Parsl determines app equivalence by storing the a hash of the app function. Thus, any changes to the app code (e.g., its signature, its body, or even the docstring within the body) will invalidate cached values. Further, Parsl does not traverse imported modules, and thus changes to modules used by an app will not invalidate cached values.

Invocation equivalence

Two app invocations are determined to be equivalent if their input arguments are identical.

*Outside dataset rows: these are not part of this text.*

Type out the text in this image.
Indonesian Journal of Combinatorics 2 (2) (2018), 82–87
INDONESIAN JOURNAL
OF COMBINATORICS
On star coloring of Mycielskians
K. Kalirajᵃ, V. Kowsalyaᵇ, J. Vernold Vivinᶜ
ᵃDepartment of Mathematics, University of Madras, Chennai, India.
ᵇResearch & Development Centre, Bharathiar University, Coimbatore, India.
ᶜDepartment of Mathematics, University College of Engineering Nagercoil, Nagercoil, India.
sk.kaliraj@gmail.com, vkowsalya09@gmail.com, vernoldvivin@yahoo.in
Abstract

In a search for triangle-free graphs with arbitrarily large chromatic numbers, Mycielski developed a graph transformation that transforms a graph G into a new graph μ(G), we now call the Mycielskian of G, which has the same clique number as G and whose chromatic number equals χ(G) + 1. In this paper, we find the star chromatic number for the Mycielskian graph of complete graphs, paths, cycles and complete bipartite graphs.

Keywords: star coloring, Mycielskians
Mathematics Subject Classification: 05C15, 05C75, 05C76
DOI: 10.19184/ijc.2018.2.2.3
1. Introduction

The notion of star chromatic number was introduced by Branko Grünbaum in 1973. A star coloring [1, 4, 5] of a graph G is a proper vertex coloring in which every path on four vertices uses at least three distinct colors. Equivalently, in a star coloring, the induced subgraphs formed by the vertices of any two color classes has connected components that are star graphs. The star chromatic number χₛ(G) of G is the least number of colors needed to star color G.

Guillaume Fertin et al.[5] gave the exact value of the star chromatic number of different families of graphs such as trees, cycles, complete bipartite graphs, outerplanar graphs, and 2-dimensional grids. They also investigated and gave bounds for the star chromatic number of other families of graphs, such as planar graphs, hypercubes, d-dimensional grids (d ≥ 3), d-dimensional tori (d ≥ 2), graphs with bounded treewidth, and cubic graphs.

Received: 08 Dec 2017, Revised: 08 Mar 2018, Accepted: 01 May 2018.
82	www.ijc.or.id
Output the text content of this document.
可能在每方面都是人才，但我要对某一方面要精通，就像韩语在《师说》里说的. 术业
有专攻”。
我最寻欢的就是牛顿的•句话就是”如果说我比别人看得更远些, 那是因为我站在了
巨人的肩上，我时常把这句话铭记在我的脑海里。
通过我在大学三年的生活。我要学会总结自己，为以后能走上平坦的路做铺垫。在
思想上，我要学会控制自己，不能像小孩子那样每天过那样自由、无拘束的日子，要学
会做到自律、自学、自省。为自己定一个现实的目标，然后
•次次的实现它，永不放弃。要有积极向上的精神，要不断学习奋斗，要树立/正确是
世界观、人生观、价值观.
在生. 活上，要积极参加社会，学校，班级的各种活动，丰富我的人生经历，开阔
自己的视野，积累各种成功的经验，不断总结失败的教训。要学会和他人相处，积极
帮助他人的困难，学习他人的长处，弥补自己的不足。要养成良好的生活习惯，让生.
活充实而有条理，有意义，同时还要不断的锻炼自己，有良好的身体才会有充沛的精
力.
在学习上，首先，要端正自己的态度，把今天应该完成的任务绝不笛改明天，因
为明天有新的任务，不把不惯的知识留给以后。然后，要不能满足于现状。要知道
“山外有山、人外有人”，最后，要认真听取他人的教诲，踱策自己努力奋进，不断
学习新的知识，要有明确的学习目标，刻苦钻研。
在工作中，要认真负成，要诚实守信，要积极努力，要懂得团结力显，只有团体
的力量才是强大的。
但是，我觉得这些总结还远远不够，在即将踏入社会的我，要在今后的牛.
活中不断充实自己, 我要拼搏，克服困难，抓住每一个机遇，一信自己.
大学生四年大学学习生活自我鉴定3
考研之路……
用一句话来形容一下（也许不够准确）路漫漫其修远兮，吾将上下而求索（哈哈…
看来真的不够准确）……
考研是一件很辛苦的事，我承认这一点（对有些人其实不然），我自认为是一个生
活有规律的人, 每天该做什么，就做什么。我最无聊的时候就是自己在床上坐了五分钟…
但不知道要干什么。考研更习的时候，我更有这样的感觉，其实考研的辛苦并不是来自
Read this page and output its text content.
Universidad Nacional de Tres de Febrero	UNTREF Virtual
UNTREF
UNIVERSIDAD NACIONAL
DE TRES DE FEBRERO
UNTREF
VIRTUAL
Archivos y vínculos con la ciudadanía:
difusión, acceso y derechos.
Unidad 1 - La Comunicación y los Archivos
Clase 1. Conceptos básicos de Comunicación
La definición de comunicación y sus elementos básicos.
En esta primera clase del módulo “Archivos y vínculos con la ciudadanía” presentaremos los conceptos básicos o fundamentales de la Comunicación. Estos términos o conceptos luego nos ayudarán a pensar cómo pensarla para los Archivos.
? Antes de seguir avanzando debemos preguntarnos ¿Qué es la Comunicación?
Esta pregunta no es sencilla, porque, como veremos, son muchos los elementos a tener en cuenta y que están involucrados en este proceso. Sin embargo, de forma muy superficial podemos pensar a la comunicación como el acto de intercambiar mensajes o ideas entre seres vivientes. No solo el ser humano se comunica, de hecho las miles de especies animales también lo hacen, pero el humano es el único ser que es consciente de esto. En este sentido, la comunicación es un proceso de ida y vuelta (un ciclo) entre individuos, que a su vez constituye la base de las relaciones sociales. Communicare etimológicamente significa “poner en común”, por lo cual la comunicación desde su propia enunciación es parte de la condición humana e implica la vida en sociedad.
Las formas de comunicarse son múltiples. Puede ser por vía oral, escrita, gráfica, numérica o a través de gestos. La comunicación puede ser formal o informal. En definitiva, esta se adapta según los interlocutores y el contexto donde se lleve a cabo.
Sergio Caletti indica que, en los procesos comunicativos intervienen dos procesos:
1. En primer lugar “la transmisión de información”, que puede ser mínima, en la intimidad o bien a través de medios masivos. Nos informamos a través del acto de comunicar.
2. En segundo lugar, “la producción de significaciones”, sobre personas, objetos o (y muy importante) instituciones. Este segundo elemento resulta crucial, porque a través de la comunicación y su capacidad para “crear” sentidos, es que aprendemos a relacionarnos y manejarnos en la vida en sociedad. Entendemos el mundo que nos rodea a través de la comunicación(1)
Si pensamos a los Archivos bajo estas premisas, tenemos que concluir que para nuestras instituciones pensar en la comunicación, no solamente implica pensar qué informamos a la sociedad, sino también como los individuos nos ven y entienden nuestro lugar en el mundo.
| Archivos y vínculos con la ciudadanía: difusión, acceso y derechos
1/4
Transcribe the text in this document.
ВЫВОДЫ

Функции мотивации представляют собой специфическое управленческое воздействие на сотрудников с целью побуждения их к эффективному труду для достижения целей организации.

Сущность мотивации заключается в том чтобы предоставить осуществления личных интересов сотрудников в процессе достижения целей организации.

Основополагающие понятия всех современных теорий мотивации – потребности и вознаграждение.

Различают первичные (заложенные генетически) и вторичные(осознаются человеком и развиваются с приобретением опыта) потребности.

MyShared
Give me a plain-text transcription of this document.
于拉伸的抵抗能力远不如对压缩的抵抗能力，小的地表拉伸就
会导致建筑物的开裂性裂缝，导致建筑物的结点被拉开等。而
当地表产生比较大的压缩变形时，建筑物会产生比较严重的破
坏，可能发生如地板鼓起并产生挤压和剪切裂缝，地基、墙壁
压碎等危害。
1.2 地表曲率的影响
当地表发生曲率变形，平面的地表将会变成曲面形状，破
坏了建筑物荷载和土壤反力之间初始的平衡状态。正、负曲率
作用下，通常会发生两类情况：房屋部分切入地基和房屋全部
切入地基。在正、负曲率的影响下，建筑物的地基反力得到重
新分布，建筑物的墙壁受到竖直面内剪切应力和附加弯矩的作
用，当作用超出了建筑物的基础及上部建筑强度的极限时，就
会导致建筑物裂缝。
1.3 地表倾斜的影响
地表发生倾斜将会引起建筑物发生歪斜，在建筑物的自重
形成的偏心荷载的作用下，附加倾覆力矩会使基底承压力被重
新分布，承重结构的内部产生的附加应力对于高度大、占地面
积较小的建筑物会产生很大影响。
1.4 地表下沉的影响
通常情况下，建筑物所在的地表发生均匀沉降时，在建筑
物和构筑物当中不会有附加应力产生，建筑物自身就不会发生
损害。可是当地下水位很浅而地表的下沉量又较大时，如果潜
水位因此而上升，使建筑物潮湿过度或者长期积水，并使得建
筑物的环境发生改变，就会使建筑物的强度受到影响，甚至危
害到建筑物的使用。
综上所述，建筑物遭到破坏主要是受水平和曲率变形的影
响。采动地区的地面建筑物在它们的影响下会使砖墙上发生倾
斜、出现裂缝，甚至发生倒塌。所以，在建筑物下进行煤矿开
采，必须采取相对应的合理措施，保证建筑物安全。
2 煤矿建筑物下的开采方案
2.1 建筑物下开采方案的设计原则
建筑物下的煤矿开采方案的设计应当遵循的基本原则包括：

This equivalence is determined by hashing the input arguments, and comparing hashes.

Of course, this approach can only be applied to data types for which a deterministic hash can be computed.

By default Parsl can compute sensible hashes for basic data types: str, int, float, None, as well as more some complex types: functions, and dictionaries and lists containing hashable types.

Attempting to cache apps invoked with other, non-hashable, data types will lead to an exception at invocation.

Mechanisms to hash new types can be registered by a program by using the parsl.dataflow.memoization.id_for_memo single dispatch function.

Ignoring arguments

On occasion one may wish to ignore particular arguments when determining app invocation equivalence. For example, when generating log file names automatically based on time or run information. Parsl allows developers to list the arguments to be ignored in the ignore_for_cache app decorator parameter:

@bash_app(cache=True, ignore_for_cache=['stdout'])
def hello (msg, stdout=None):
    return 'echo {}'.format(msg)

Caveats

It is important to consider several important issues when using app caching:

  • Determinism: App caching is generally useful only when the apps are deterministic. If the outputs may be different for identical inputs, app caching will obscure this non-deterministic behavior. For instance, caching an app that returns a random number will result in every invocation returning the same result.

  • Timing: If several identical calls to an app are made concurrently having not yet cached a result, many instances of the app will be launched. Once one invocation completes and the result is cached all subsequent calls will return immediately with the cached result.

  • Performance: If app caching is enabled, there may be some performance overhead especially if a large number of short duration tasks are launched rapidly.

Note

The performance penalty has not yet been quantified.